Are telling me that there is not a simple answer to this issue? Dang, I'll have to go back to drawing board, or maybe just forget helping people. ;-)

Pastor Phil said...


The troubling part of your response is that you seem to have an addiction to a stinky black bean.

Pastor Phil said...


co-beligerate indeed! I'm always up for that. I figure if the discussion at any given point is about prejudice, and strife I will defend the persecuted. Of course when I sit them down with them a discuss other subjects I will stick to my opinion just as firmly.

I think one of the defining lines for how we get involved is defined by what we are discussing at any one point. If anti-hate is the discussion I will stick to the issue. When we the topic changes my position will follow along with what I believe on the new subject. This helps me keep unnecessary arguments out of the picture as I reach out to help others.

cern said...

Picking up on Steve's opener.... I think the key is to include the concept 'don't hate the hater' in an anti-hate approach. I don't hate racists. I hate the promotion of and activities based on racism. So rather than speak out and say 'This person is bad because they promote racism' I might say 'The racism that is being promoted here is bad because....'. Even better would be to add a 'I feel..' at the front of the second version.

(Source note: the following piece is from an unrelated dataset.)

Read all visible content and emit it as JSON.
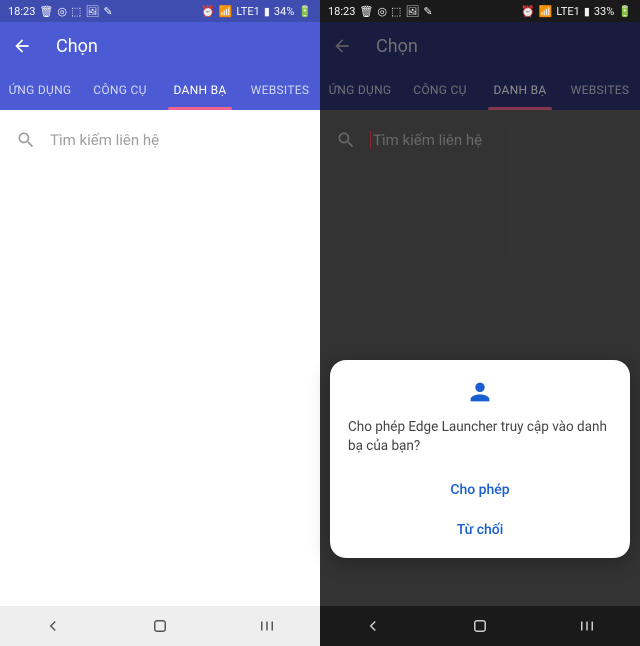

I've had Christians spout hate filled messages at me. But I've also had an awful lot of non-judgemental love directed at me from Christians. So I've taken time to speak out against hate directed towards Christians for the Christianity, even by people who have been victims of the same hate filled messages from Christians as I have. If we must hate then at least we should consider where that hate is directed. Direct it at behaviour, not those exhibiting the behaviour you hate. Try to make sure you clearly distinguish between the two. When (not if, because it WILL happen) someone you're speaking to assumes you are speaking about them and not the behaviour, remember to be gentle in drawing attention to what you said, what you meant. Oh, and if (when, because we all do) you screw up, remember to apologise and try to make amends.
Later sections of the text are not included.